A new London-based search engine, Oscobo, just launched promising an anonymous searching experience on a platform that won’t sell or store user information.
Having spent 12 years working at Yahoo, co-founder Fred Cornell says he has seen for himself how the search engine industry harvests user data for financial gain.
Cornell was inspired to start Oscobo after growing uncomfortable with the lack user privacy offered by the leading search engines. He argues more data is being collected with what is needed, and people are starting to become more concerned about how that data is used.
The privacy search market is growing at a faster rate than the regular search market, Cornell says, likely referring to the successes of DuckDuckGo over the past year. Just recently it was reported that DuckDuckGo grew 70% over 2015, and this past summer it reached the milestone of 10 million searches per day.
Oscobo aims to be the UK’s answer to DuckDuckGo — a privacy-based search engine built for the UK market. While anyone can use Oscobo, at this time it is built to deliver results for a UK audience. Throughout 2016 the company will roll its search engine out to more countries, along with country-specific search settings for those countries.

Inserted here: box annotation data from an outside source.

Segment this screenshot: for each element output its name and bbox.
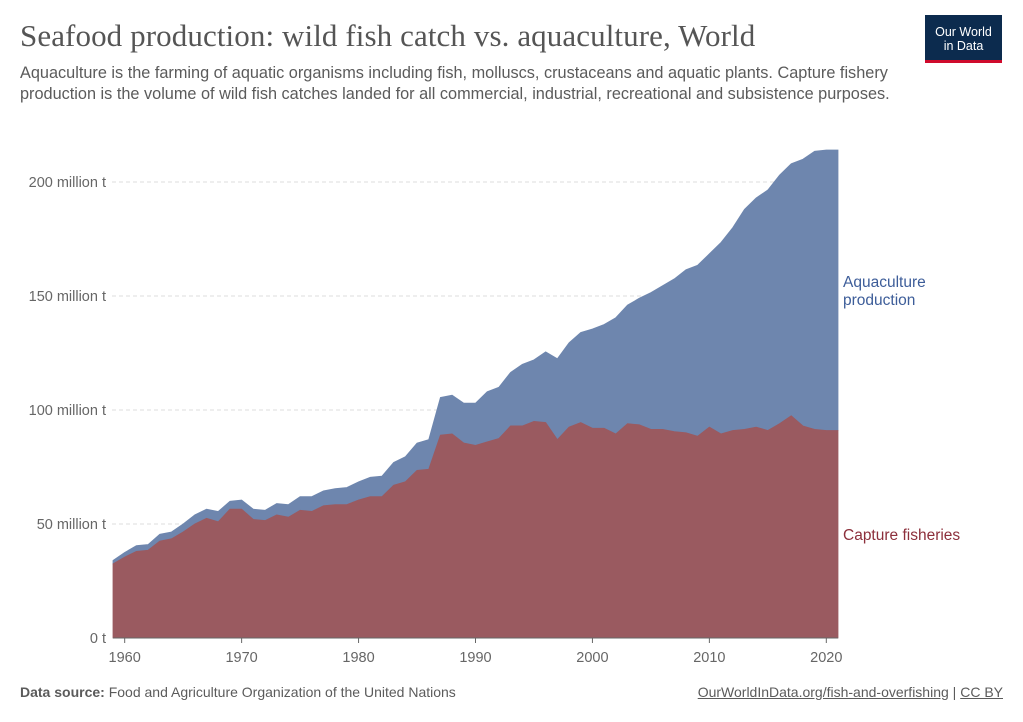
x-tick-label: 1990 (459, 650, 491, 666)
footer-separator: | (952, 684, 957, 700)
logo-line-2: in Data (943, 39, 984, 53)
owid-logo[interactable]: Our World in Data (925, 15, 1002, 63)
x-tick-label: 1960 (109, 650, 141, 666)
capture-fisheries-label: Capture fisheries (843, 527, 960, 544)
aquaculture-label-line: production (843, 292, 915, 309)
series-labels: Aquaculture production Capture fisheries (843, 274, 960, 544)
y-tick-label: 50 million t (37, 517, 106, 533)
x-tick-label: 2000 (576, 650, 608, 666)
aquaculture-label: Aquaculture production (843, 274, 926, 309)
x-tick-label: 1980 (342, 650, 374, 666)
axes: 0 t 50 million t 100 million t 150 million … (29, 175, 843, 666)
chart-areas (112, 149, 839, 639)
x-tick-label: 1970 (225, 650, 257, 666)
capture-fisheries-area[interactable] (112, 415, 839, 639)
chart-title: Seafood production: wild fish catch vs. … (20, 18, 756, 53)
y-tick-label: 0 t (90, 631, 106, 647)
logo-line-1: Our World (935, 25, 992, 39)
y-tick-label: 100 million t (29, 403, 106, 419)
x-tick-label: 2010 (693, 650, 725, 666)
license-link[interactable]: CC BY (960, 684, 1003, 700)
x-tick-label: 2020 (810, 650, 842, 666)
data-source: Data source: Food and Agriculture Organi… (20, 684, 456, 700)
y-tick-label: 150 million t (29, 289, 106, 305)
y-tick-label: 200 million t (29, 175, 106, 191)
aquaculture-label-line: Aquaculture (843, 274, 926, 291)
data-source-text: Food and Agriculture Organization of the… (108, 684, 456, 700)
chart-subtitle: Aquaculture is the farming of aquatic or… (20, 64, 890, 103)
source-link[interactable]: OurWorldInData.org/fish-and-overfishing (697, 684, 949, 700)
data-source-label: Data source: (20, 684, 105, 700)
footer-links: OurWorldInData.org/fish-and-overfishing … (698, 684, 1003, 700)
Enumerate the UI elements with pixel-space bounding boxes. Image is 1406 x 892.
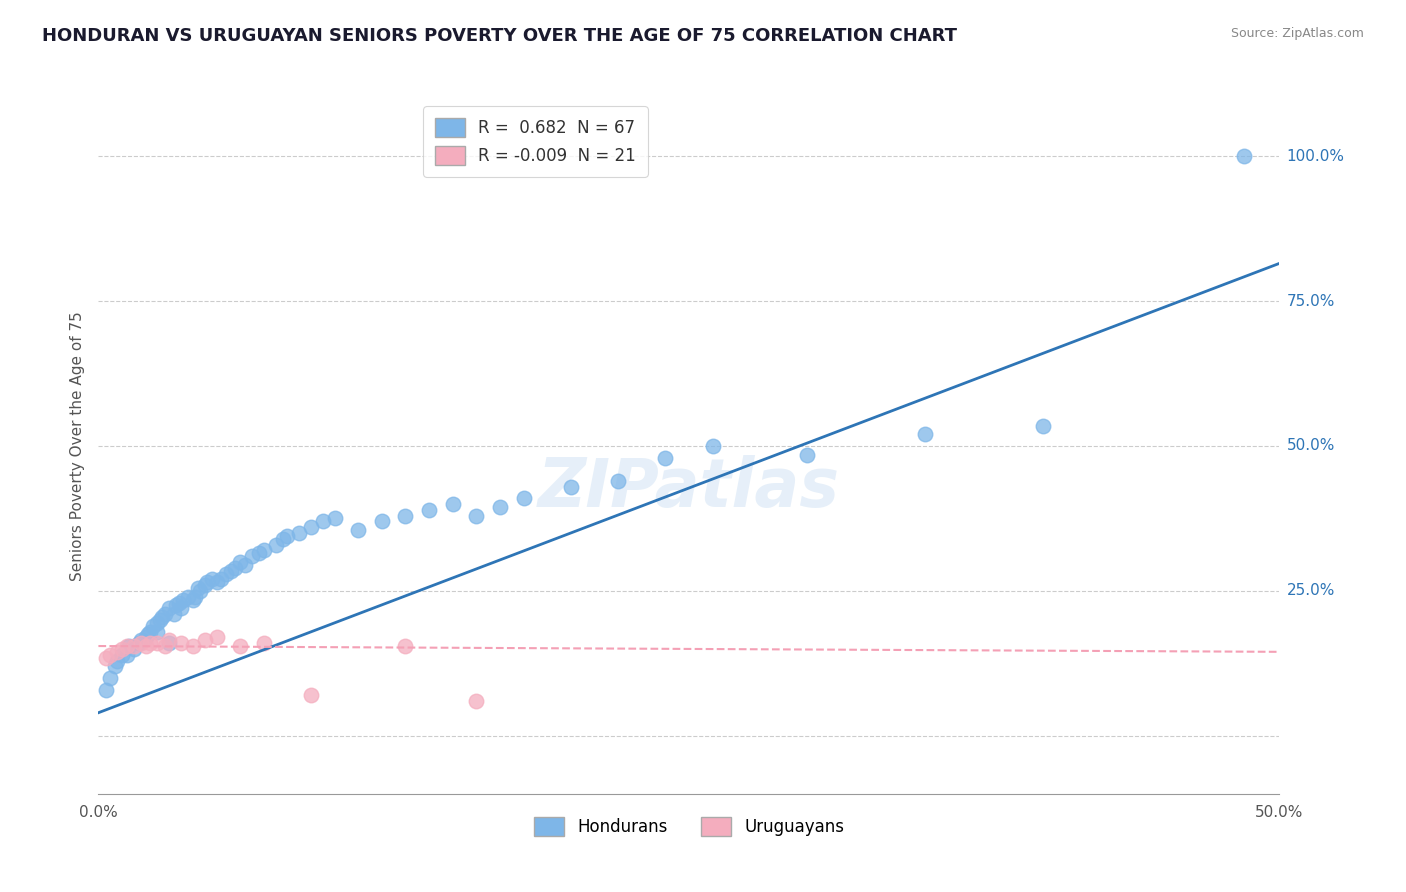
Point bbox=[157, 601, 180, 615]
Point bbox=[150, 610, 173, 624]
Point bbox=[105, 645, 128, 659]
Point bbox=[560, 480, 582, 494]
Point bbox=[118, 639, 141, 653]
Point bbox=[201, 573, 224, 587]
Point bbox=[165, 599, 187, 613]
Point bbox=[122, 642, 145, 657]
Point bbox=[170, 636, 193, 650]
Point bbox=[167, 596, 190, 610]
Point bbox=[796, 448, 818, 462]
Point bbox=[115, 639, 138, 653]
Point bbox=[122, 639, 145, 653]
Point bbox=[163, 607, 186, 622]
Point bbox=[347, 523, 370, 537]
Point bbox=[94, 650, 117, 665]
Point bbox=[465, 508, 488, 523]
Point bbox=[394, 639, 416, 653]
Point bbox=[172, 592, 194, 607]
Point bbox=[465, 694, 488, 708]
Point bbox=[247, 546, 270, 560]
Point bbox=[98, 648, 121, 662]
Point bbox=[229, 555, 252, 569]
Point bbox=[157, 636, 180, 650]
Text: 25.0%: 25.0% bbox=[1286, 583, 1334, 599]
Point bbox=[264, 537, 287, 551]
Point bbox=[129, 636, 152, 650]
Point bbox=[271, 532, 294, 546]
Point bbox=[98, 671, 121, 685]
Point bbox=[418, 503, 440, 517]
Point bbox=[146, 636, 169, 650]
Text: ZIPatlas: ZIPatlas bbox=[538, 455, 839, 521]
Point bbox=[489, 500, 512, 514]
Point bbox=[153, 607, 176, 622]
Point bbox=[253, 636, 276, 650]
Point bbox=[170, 601, 193, 615]
Point bbox=[195, 575, 218, 590]
Point bbox=[139, 624, 162, 639]
Point bbox=[153, 639, 176, 653]
Point bbox=[136, 627, 159, 641]
Point bbox=[135, 630, 157, 644]
Point bbox=[194, 578, 217, 592]
Point bbox=[181, 639, 204, 653]
Point bbox=[94, 682, 117, 697]
Legend: Hondurans, Uruguayans: Hondurans, Uruguayans bbox=[522, 805, 856, 848]
Point bbox=[253, 543, 276, 558]
Point bbox=[188, 584, 211, 599]
Point bbox=[142, 619, 165, 633]
Point bbox=[323, 511, 346, 525]
Point bbox=[157, 633, 180, 648]
Point bbox=[146, 615, 169, 630]
Point bbox=[288, 526, 311, 541]
Point bbox=[128, 636, 150, 650]
Text: 50.0%: 50.0% bbox=[1286, 439, 1334, 453]
Point bbox=[299, 520, 322, 534]
Point bbox=[702, 439, 724, 453]
Point bbox=[441, 497, 464, 511]
Point bbox=[111, 648, 134, 662]
Point bbox=[184, 590, 207, 604]
Point bbox=[229, 639, 252, 653]
Point bbox=[215, 566, 238, 581]
Point bbox=[194, 633, 217, 648]
Point bbox=[607, 474, 630, 488]
Point bbox=[394, 508, 416, 523]
Text: 75.0%: 75.0% bbox=[1286, 293, 1334, 309]
Point bbox=[1032, 418, 1054, 433]
Point bbox=[105, 653, 128, 667]
Point bbox=[149, 613, 172, 627]
Point bbox=[914, 427, 936, 442]
Y-axis label: Seniors Poverty Over the Age of 75: Seniors Poverty Over the Age of 75 bbox=[69, 311, 84, 581]
Point bbox=[312, 514, 335, 528]
Point bbox=[219, 564, 242, 578]
Point bbox=[512, 491, 534, 505]
Point bbox=[181, 592, 204, 607]
Point bbox=[129, 633, 152, 648]
Point bbox=[111, 642, 134, 657]
Point bbox=[205, 575, 228, 590]
Text: 100.0%: 100.0% bbox=[1286, 149, 1344, 163]
Point bbox=[1233, 149, 1256, 163]
Point bbox=[233, 558, 256, 572]
Point bbox=[209, 573, 232, 587]
Point bbox=[177, 590, 200, 604]
Point bbox=[115, 648, 138, 662]
Point bbox=[654, 450, 676, 465]
Point bbox=[371, 514, 394, 528]
Point bbox=[299, 689, 322, 703]
Point bbox=[240, 549, 263, 564]
Point bbox=[224, 561, 246, 575]
Point bbox=[139, 636, 162, 650]
Text: Source: ZipAtlas.com: Source: ZipAtlas.com bbox=[1230, 27, 1364, 40]
Text: HONDURAN VS URUGUAYAN SENIORS POVERTY OVER THE AGE OF 75 CORRELATION CHART: HONDURAN VS URUGUAYAN SENIORS POVERTY OV… bbox=[42, 27, 957, 45]
Point bbox=[205, 630, 228, 644]
Point bbox=[276, 529, 298, 543]
Point bbox=[135, 639, 157, 653]
Point bbox=[146, 624, 169, 639]
Point bbox=[187, 581, 209, 595]
Point bbox=[104, 659, 127, 673]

At this time, Oscobo does not have any of its own search technology. Instead, it is licensing its search index from Bing/Yahoo. This is an indication that Oscobo does not intend to compete on tech, but rather on its ability to offer a more private searching experience.
The privately-funded company intends to make money through what it describes as simple paid search. Its paid search ads will rely on the most basic search data — what a person types into the query box.
Being London-based, Oscobo has a unique advantage in the privacy search market: it cannot be forced to provide user data at any point. US-based search engines can be forced to provide data on its users to law enforcement.
Oscobo is live and available to use today at Oscobo.co.uk.